With the final preseason game in 72 hours and the final cuts looming on Saturday, this is the only week of the year the final 10 spots on an NFL roster get the exposure of franchise quarterbacks.
After the Bengals practiced Monday in Paul Brown Stadium, offensive coordinator Bob Bratkowski and special teams coach Darrin Simmons weighed in on a few key questions. As in Bratkowski said keeping only two quarterbacks and four tight ends have been discussed and Simmons says it is too early to make a call in the kicking competition between Mike Nugent and Dave Rayner.
Nugent hit a 54-yarder Saturday in Buffalo, a distance the Bengals haven't had in the regular season since Neil Rackers hit a 54-yarder in the 2002 opener. Simmons says Nugent has told him his groin is getting stronger and feels better after he didn't try field goals in the first two games because it was sore.
"We've rode the train this far, we might as well ride it all the way through," Simmons said. "It's a tough call. A gut call. A gut feeling."
Although Bratkowski has said keeping just two quarterbacks has been discussed, head coach Marvin Lewis has always had three. And Bratkowski made keeping two sound like a longshot.
"It's not a no-way-that-won't-happen-type deal," said Bratkowski, who calls the play of backups J.T. O'Sullivan and Jordan Palmer "sporadic."
"There are stretches of some things that are good and some things that aren't good," he said. "They've got another run at it this week and we'll see if we can clean up the not good things."
Speculation has been rampant the Bengals will do what they did in 2007, when they traded for Rams backup quarterback Ryan Fitzpatrick and brought him in here the week of the opener.
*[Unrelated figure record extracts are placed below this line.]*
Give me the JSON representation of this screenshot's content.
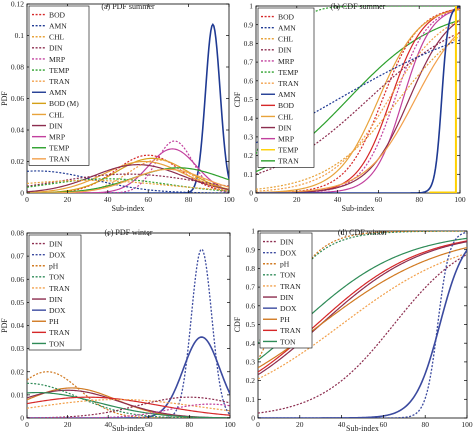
{
  "figure": {
    "colors": {
      "bod": "#d62728",
      "amn": "#1f3a93",
      "chl": "#e8a33b",
      "din": "#8c2d4f",
      "mrp": "#c2409e",
      "temp": "#2ca02c",
      "tran": "#f2a04b",
      "bod_m": "#d4a017",
      "dox": "#3b4a9f",
      "ph": "#d17a22",
      "ton": "#2e8b57",
      "yellow": "#ffd000"
    }
  },
  "chart_data": [
    {
      "id": "a",
      "type": "line",
      "title": "(a) PDF summer",
      "xlabel": "Sub-index",
      "ylabel": "PDF",
      "xlim": [
        0,
        100
      ],
      "ylim": [
        0,
        0.12
      ],
      "xticks": [
        "0",
        "20",
        "40",
        "60",
        "80",
        "100"
      ],
      "yticks": [
        "0",
        "0.02",
        "0.04",
        "0.06",
        "0.08",
        "0.1",
        "0.12"
      ],
      "legend_position": "top-left",
      "legend": [
        {
          "label": "BOD",
          "color_key": "bod",
          "dash": "dot"
        },
        {
          "label": "AMN",
          "color_key": "amn",
          "dash": "dot"
        },
        {
          "label": "CHL",
          "color_key": "chl",
          "dash": "dot"
        },
        {
          "label": "DIN",
          "color_key": "din",
          "dash": "dot"
        },
        {
          "label": "MRP",
          "color_key": "mrp",
          "dash": "dot"
        },
        {
          "label": "TEMP",
          "color_key": "temp",
          "dash": "dot"
        },
        {
          "label": "TRAN",
          "color_key": "tran",
          "dash": "dot"
        },
        {
          "label": "AMN",
          "color_key": "amn",
          "dash": "solid"
        },
        {
          "label": "BOD (M)",
          "color_key": "bod_m",
          "dash": "solid"
        },
        {
          "label": "CHL",
          "color_key": "chl",
          "dash": "solid"
        },
        {
          "label": "DIN",
          "color_key": "din",
          "dash": "solid"
        },
        {
          "label": "MRP",
          "color_key": "mrp",
          "dash": "solid"
        },
        {
          "label": "TEMP",
          "color_key": "temp",
          "dash": "solid"
        },
        {
          "label": "TRAN",
          "color_key": "tran",
          "dash": "solid"
        }
      ],
      "curves": [
        {
          "kind": "gauss",
          "mu": 92,
          "sigma": 3.6,
          "peak": 0.107,
          "color_key": "amn",
          "dash": "solid",
          "width": 1.6
        },
        {
          "kind": "gauss",
          "mu": 73,
          "sigma": 9,
          "peak": 0.033,
          "color_key": "mrp",
          "dash": "dot",
          "width": 1.2
        },
        {
          "kind": "gauss",
          "mu": 72,
          "sigma": 12,
          "peak": 0.028,
          "color_key": "mrp",
          "dash": "solid",
          "width": 1.2
        },
        {
          "kind": "gauss",
          "mu": 60,
          "sigma": 16,
          "peak": 0.024,
          "color_key": "bod",
          "dash": "dot",
          "width": 1.2
        },
        {
          "kind": "gauss",
          "mu": 62,
          "sigma": 18,
          "peak": 0.022,
          "color_key": "bod_m",
          "dash": "solid",
          "width": 1.2
        },
        {
          "kind": "gauss",
          "mu": 58,
          "sigma": 20,
          "peak": 0.02,
          "color_key": "chl",
          "dash": "solid",
          "width": 1.2
        },
        {
          "kind": "gauss",
          "mu": 55,
          "sigma": 22,
          "peak": 0.018,
          "color_key": "din",
          "dash": "solid",
          "width": 1.2
        },
        {
          "kind": "gauss",
          "mu": 65,
          "sigma": 15,
          "peak": 0.021,
          "color_key": "tran",
          "dash": "dot",
          "width": 1.2
        },
        {
          "kind": "gauss",
          "mu": 5,
          "sigma": 28,
          "peak": 0.014,
          "color_key": "amn",
          "dash": "dot",
          "width": 1.2
        },
        {
          "kind": "gauss",
          "mu": 50,
          "sigma": 35,
          "peak": 0.012,
          "color_key": "din",
          "dash": "dot",
          "width": 1.2
        },
        {
          "kind": "gauss",
          "mu": 75,
          "sigma": 22,
          "peak": 0.016,
          "color_key": "temp",
          "dash": "solid",
          "width": 1.2
        },
        {
          "kind": "gauss",
          "mu": 40,
          "sigma": 30,
          "peak": 0.009,
          "color_key": "temp",
          "dash": "dot",
          "width": 1.2
        },
        {
          "kind": "gauss",
          "mu": 30,
          "sigma": 40,
          "peak": 0.008,
          "color_key": "chl",
          "dash": "dot",
          "width": 1.2
        },
        {
          "kind": "gauss",
          "mu": 70,
          "sigma": 18,
          "peak": 0.015,
          "color_key": "tran",
          "dash": "solid",
          "width": 1.2
        }
      ]
    },
    {
      "id": "b",
      "type": "line",
      "title": "(b) CDF summer",
      "xlabel": "Sub-index",
      "ylabel": "CDF",
      "xlim": [
        0,
        100
      ],
      "ylim": [
        0,
        1
      ],
      "xticks": [
        "0",
        "20",
        "40",
        "60",
        "80",
        "100"
      ],
      "yticks": [
        "0",
        "0.1",
        "0.2",
        "0.3",
        "0.4",
        "0.5",
        "0.6",
        "0.7",
        "0.8",
        "0.9",
        "1"
      ],
      "legend_position": "top-left",
      "legend": [
        {
          "label": "BOD",
          "color_key": "bod",
          "dash": "dot"
        },
        {
          "label": "AMN",
          "color_key": "amn",
          "dash": "dot"
        },
        {
          "label": "CHL",
          "color_key": "chl",
          "dash": "dot"
        },
        {
          "label": "DIN",
          "color_key": "din",
          "dash": "dot"
        },
        {
          "label": "MRP",
          "color_key": "mrp",
          "dash": "dot"
        },
        {
          "label": "TEMP",
          "color_key": "temp",
          "dash": "dot"
        },
        {
          "label": "TRAN",
          "color_key": "tran",
          "dash": "dot"
        },
        {
          "label": "AMN",
          "color_key": "amn",
          "dash": "solid"
        },
        {
          "label": "BOD",
          "color_key": "bod",
          "dash": "solid"
        },
        {
          "label": "CHL",
          "color_key": "chl",
          "dash": "solid"
        },
        {
          "label": "DIN",
          "color_key": "din",
          "dash": "solid"
        },
        {
          "label": "MRP",
          "color_key": "mrp",
          "dash": "solid"
        },
        {
          "label": "TEMP",
          "color_key": "yellow",
          "dash": "solid"
        },
        {
          "label": "TRAN",
          "color_key": "temp",
          "dash": "solid"
        }
      ],
      "curves": [
        {
          "kind": "logistic",
          "mu": 8,
          "s": 6,
          "lo": 0,
          "hi": 1,
          "color_key": "temp",
          "dash": "dot",
          "width": 1.2
        },
        {
          "kind": "logistic",
          "mu": 45,
          "s": 22,
          "lo": 0,
          "hi": 1,
          "color_key": "temp",
          "dash": "solid",
          "width": 1.2
        },
        {
          "kind": "logistic",
          "mu": 62,
          "s": 9,
          "lo": 0,
          "hi": 1,
          "color_key": "bod",
          "dash": "dot",
          "width": 1.2
        },
        {
          "kind": "logistic",
          "mu": 66,
          "s": 8,
          "lo": 0,
          "hi": 1,
          "color_key": "bod",
          "dash": "solid",
          "width": 1.2
        },
        {
          "kind": "logistic",
          "mu": 68,
          "s": 8,
          "lo": 0,
          "hi": 1,
          "color_key": "mrp",
          "dash": "dot",
          "width": 1.2
        },
        {
          "kind": "logistic",
          "mu": 72,
          "s": 7,
          "lo": 0,
          "hi": 1,
          "color_key": "mrp",
          "dash": "solid",
          "width": 1.2
        },
        {
          "kind": "logistic",
          "mu": 60,
          "s": 10,
          "lo": 0,
          "hi": 1,
          "color_key": "chl",
          "dash": "solid",
          "width": 1.2
        },
        {
          "kind": "logistic",
          "mu": 75,
          "s": 10,
          "lo": 0,
          "hi": 1,
          "color_key": "din",
          "dash": "solid",
          "width": 1.2
        },
        {
          "kind": "logistic",
          "mu": 65,
          "s": 14,
          "lo": 0,
          "hi": 1,
          "color_key": "tran",
          "dash": "dot",
          "width": 1.2
        },
        {
          "kind": "logistic",
          "mu": 78,
          "s": 12,
          "lo": 0,
          "hi": 1,
          "color_key": "tran",
          "dash": "solid",
          "width": 1.2
        },
        {
          "kind": "logistic",
          "mu": 70,
          "s": 18,
          "lo": 0,
          "hi": 1,
          "color_key": "chl",
          "dash": "dot",
          "width": 1.2
        },
        {
          "kind": "logistic",
          "mu": 55,
          "s": 25,
          "lo": 0,
          "hi": 1,
          "color_key": "din",
          "dash": "dot",
          "width": 1.2
        },
        {
          "kind": "logistic",
          "mu": 91,
          "s": 1.6,
          "lo": 0,
          "hi": 1,
          "color_key": "amn",
          "dash": "solid",
          "width": 1.6
        },
        {
          "kind": "logistic",
          "mu": 40,
          "s": 40,
          "lo": 0,
          "hi": 1,
          "color_key": "amn",
          "dash": "dot",
          "width": 1.2
        },
        {
          "kind": "polyline",
          "points": [
            [
              85,
              0.003
            ],
            [
              98,
              0.003
            ],
            [
              98,
              1
            ]
          ],
          "color_key": "yellow",
          "dash": "solid",
          "width": 2
        }
      ]
    },
    {
      "id": "c",
      "type": "line",
      "title": "(c) PDF winter",
      "xlabel": "Sub-index",
      "ylabel": "PDF",
      "xlim": [
        0,
        100
      ],
      "ylim": [
        0,
        0.08
      ],
      "xticks": [
        "0",
        "20",
        "40",
        "60",
        "80",
        "100"
      ],
      "yticks": [
        "0",
        "0.01",
        "0.02",
        "0.03",
        "0.04",
        "0.05",
        "0.06",
        "0.07",
        "0.08"
      ],
      "legend_position": "top-left",
      "legend": [
        {
          "label": "DIN",
          "color_key": "din",
          "dash": "dot"
        },
        {
          "label": "DOX",
          "color_key": "dox",
          "dash": "dot"
        },
        {
          "label": "pH",
          "color_key": "ph",
          "dash": "dot"
        },
        {
          "label": "TON",
          "color_key": "ton",
          "dash": "dot"
        },
        {
          "label": "TRAN",
          "color_key": "tran",
          "dash": "dot"
        },
        {
          "label": "DIN",
          "color_key": "din",
          "dash": "solid"
        },
        {
          "label": "DOX",
          "color_key": "dox",
          "dash": "solid"
        },
        {
          "label": "PH",
          "color_key": "ph",
          "dash": "solid"
        },
        {
          "label": "TRAN",
          "color_key": "bod",
          "dash": "solid"
        },
        {
          "label": "TON",
          "color_key": "ton",
          "dash": "solid"
        }
      ],
      "curves": [
        {
          "kind": "gauss",
          "mu": 86,
          "sigma": 5,
          "peak": 0.073,
          "color_key": "dox",
          "dash": "dot",
          "width": 1.3
        },
        {
          "kind": "gauss",
          "mu": 86,
          "sigma": 9,
          "peak": 0.035,
          "color_key": "dox",
          "dash": "solid",
          "width": 1.6
        },
        {
          "kind": "gauss",
          "mu": 10,
          "sigma": 16,
          "peak": 0.02,
          "color_key": "ph",
          "dash": "dot",
          "width": 1.2
        },
        {
          "kind": "gauss",
          "mu": 22,
          "sigma": 22,
          "peak": 0.013,
          "color_key": "ph",
          "dash": "solid",
          "width": 1.2
        },
        {
          "kind": "gauss",
          "mu": 20,
          "sigma": 25,
          "peak": 0.012,
          "color_key": "din",
          "dash": "solid",
          "width": 1.2
        },
        {
          "kind": "gauss",
          "mu": 0,
          "sigma": 25,
          "peak": 0.015,
          "color_key": "ton",
          "dash": "dot",
          "width": 1.2
        },
        {
          "kind": "gauss",
          "mu": 5,
          "sigma": 30,
          "peak": 0.011,
          "color_key": "ton",
          "dash": "solid",
          "width": 1.2
        },
        {
          "kind": "gauss",
          "mu": 30,
          "sigma": 35,
          "peak": 0.009,
          "color_key": "bod",
          "dash": "solid",
          "width": 1.2
        },
        {
          "kind": "gauss",
          "mu": 45,
          "sigma": 40,
          "peak": 0.008,
          "color_key": "tran",
          "dash": "dot",
          "width": 1.2
        },
        {
          "kind": "gauss",
          "mu": 80,
          "sigma": 25,
          "peak": 0.009,
          "color_key": "din",
          "dash": "dot",
          "width": 1.2
        },
        {
          "kind": "gauss",
          "mu": 90,
          "sigma": 20,
          "peak": 0.006,
          "color_key": "mrp",
          "dash": "dot",
          "width": 1.2
        }
      ]
    },
    {
      "id": "d",
      "type": "line",
      "title": "(d) CDF winter",
      "xlabel": "Sub-index",
      "ylabel": "CDF",
      "xlim": [
        0,
        100
      ],
      "ylim": [
        0,
        1
      ],
      "xticks": [
        "0",
        "20",
        "40",
        "60",
        "80",
        "100"
      ],
      "yticks": [
        "0",
        "0.1",
        "0.2",
        "0.3",
        "0.4",
        "0.5",
        "0.6",
        "0.7",
        "0.8",
        "0.9",
        "1"
      ],
      "legend_position": "top-left",
      "legend": [
        {
          "label": "DIN",
          "color_key": "din",
          "dash": "dot"
        },
        {
          "label": "DOX",
          "color_key": "dox",
          "dash": "dot"
        },
        {
          "label": "pH",
          "color_key": "ph",
          "dash": "dot"
        },
        {
          "label": "TON",
          "color_key": "ton",
          "dash": "dot"
        },
        {
          "label": "TRAN",
          "color_key": "tran",
          "dash": "dot"
        },
        {
          "label": "DIN",
          "color_key": "din",
          "dash": "solid"
        },
        {
          "label": "DOX",
          "color_key": "dox",
          "dash": "solid"
        },
        {
          "label": "PH",
          "color_key": "ph",
          "dash": "solid"
        },
        {
          "label": "TRAN",
          "color_key": "bod",
          "dash": "solid"
        },
        {
          "label": "TON",
          "color_key": "ton",
          "dash": "solid"
        }
      ],
      "curves": [
        {
          "kind": "logistic",
          "mu": 5,
          "s": 12,
          "lo": 0,
          "hi": 1,
          "color_key": "ton",
          "dash": "dot",
          "width": 1.2
        },
        {
          "kind": "logistic",
          "mu": 8,
          "s": 10,
          "lo": 0,
          "hi": 1,
          "color_key": "ph",
          "dash": "dot",
          "width": 1.2
        },
        {
          "kind": "logistic",
          "mu": 20,
          "s": 25,
          "lo": 0,
          "hi": 1,
          "color_key": "ton",
          "dash": "solid",
          "width": 1.2
        },
        {
          "kind": "logistic",
          "mu": 28,
          "s": 25,
          "lo": 0,
          "hi": 1,
          "color_key": "bod",
          "dash": "solid",
          "width": 1.2
        },
        {
          "kind": "logistic",
          "mu": 30,
          "s": 25,
          "lo": 0,
          "hi": 1,
          "color_key": "din",
          "dash": "solid",
          "width": 1.2
        },
        {
          "kind": "logistic",
          "mu": 40,
          "s": 30,
          "lo": 0,
          "hi": 1,
          "color_key": "tran",
          "dash": "dot",
          "width": 1.2
        },
        {
          "kind": "logistic",
          "mu": 30,
          "s": 30,
          "lo": 0,
          "hi": 1,
          "color_key": "ph",
          "dash": "solid",
          "width": 1.2
        },
        {
          "kind": "logistic",
          "mu": 65,
          "s": 18,
          "lo": 0,
          "hi": 1,
          "color_key": "din",
          "dash": "dot",
          "width": 1.2
        },
        {
          "kind": "logistic",
          "mu": 86,
          "s": 2.8,
          "lo": 0,
          "hi": 1,
          "color_key": "dox",
          "dash": "dot",
          "width": 1.3
        },
        {
          "kind": "logistic",
          "mu": 87,
          "s": 6,
          "lo": 0,
          "hi": 1,
          "color_key": "dox",
          "dash": "solid",
          "width": 1.6
        }
      ]
    }
  ]
}
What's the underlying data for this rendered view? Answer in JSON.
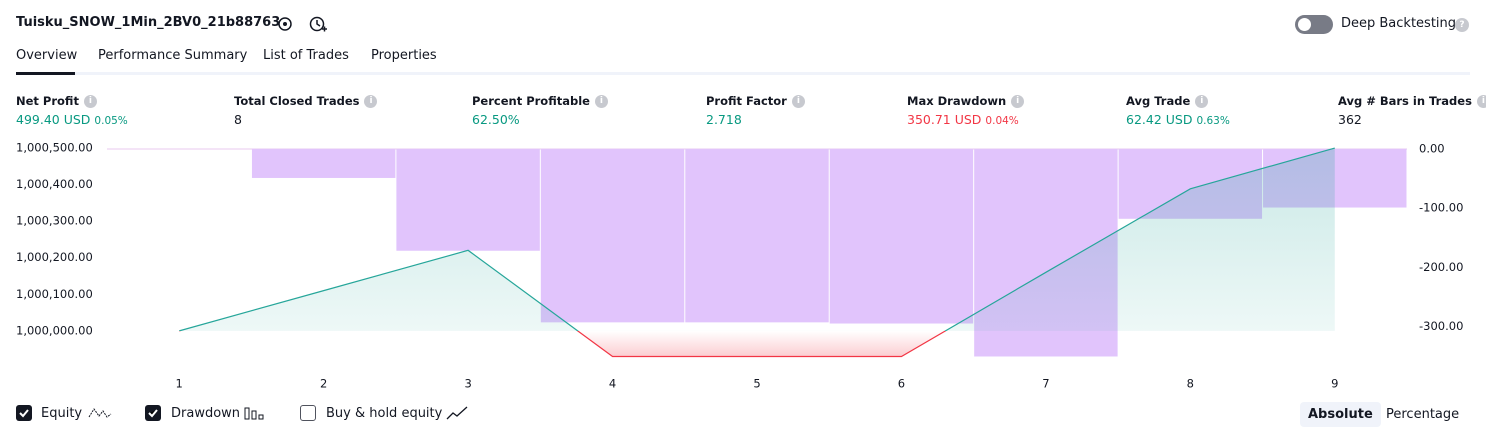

A tough nut from a learning standpoint, Bratkowski said. Not only did Fitzpatrick have enough brains to go to Harvard, he was familiar with many elements of the offense because quarterbacks coach Ken Zampese once worked under Mike Martz in St. Louis.
"That would be a difficult thing to do. Not impossible, but difficult," said Bratkowski of the timing to start teaching the quarterback the offense. (Going to Harvard) helps. He also had experience in our style. That makes a difference, too."
Bratkowski also made keeping five receivers instead of six sound like fantasy. In Bratkowski's nine previous seasons with the Bengals, they've always kept six.
"I would say it's in the realm of possibility," he said. "It's not normal. Normal for us is six. Generally it is six. We could be at five. We could be at five with a contingency plan. We'll see how the cuts fall out."
Keeping four tight ends and no fullbacks sounded more feasible, considering that fullback Fui Vakapuna's injured shoulder hasn't allowed him to play one game. Plus, the Bengals already did that in 2008 when fullback Jeremi Johnson went down for the year in the first week of the season. It limits the Bengals in red zone and goal line, but he says it wouldn't be a dire situation.
"We have alternatives. We can use tight ends back there and it's something we've been doing," Bratkowski said. "Once Fui got hurt in camp, we had to have Plan B. The second plan would be to have the tight ends play fullback. I don't know that it would limit you greatly.
"The hardest things for the tight end at fullback is the downhill isolation blocks. A lot of the other things we do are easy enough for them to do."
Bratkowski thought his tight ends did OK in the backfield Saturday night.
"I thought they did well enough," he said.
So it looks like Dan Coats has a very real shot to make the team if Vakapuna doesn't make a sudden and dramatic recovery.
Simmons is high on one guy that didn't make it, University of Cincinnati rookie long snapper Mike Windt, cut Sunday when he couldn't beat out veteran Clark Harris. Simmons thinks Windt helped himself immensely getting four NFL games on tape and won't be surprised if he gets called elsewhere.
"He did a good job. He just has to continue working at the details," he said. "You never know. Now we know him, now we know who he is. If we ever run into something where we needed to have somebody, we've got somebody in the bullpen."
Simmons is always a key figure in any roster cutdown. For instance, he says this is the best wide receiver Jerome Simpson has looked on special teams in his three NFL seasons after a spring and summer Simmons has consistently put him at gunner on punt coverage and he's looking to use his large wingspan to block some kicks against the Colts. And Simpson will get plenty of looks Thursday in Indianapolis in what Simmons stresses is not a throwaway game.
"If it was, we'd only have one kicker," Simmons said.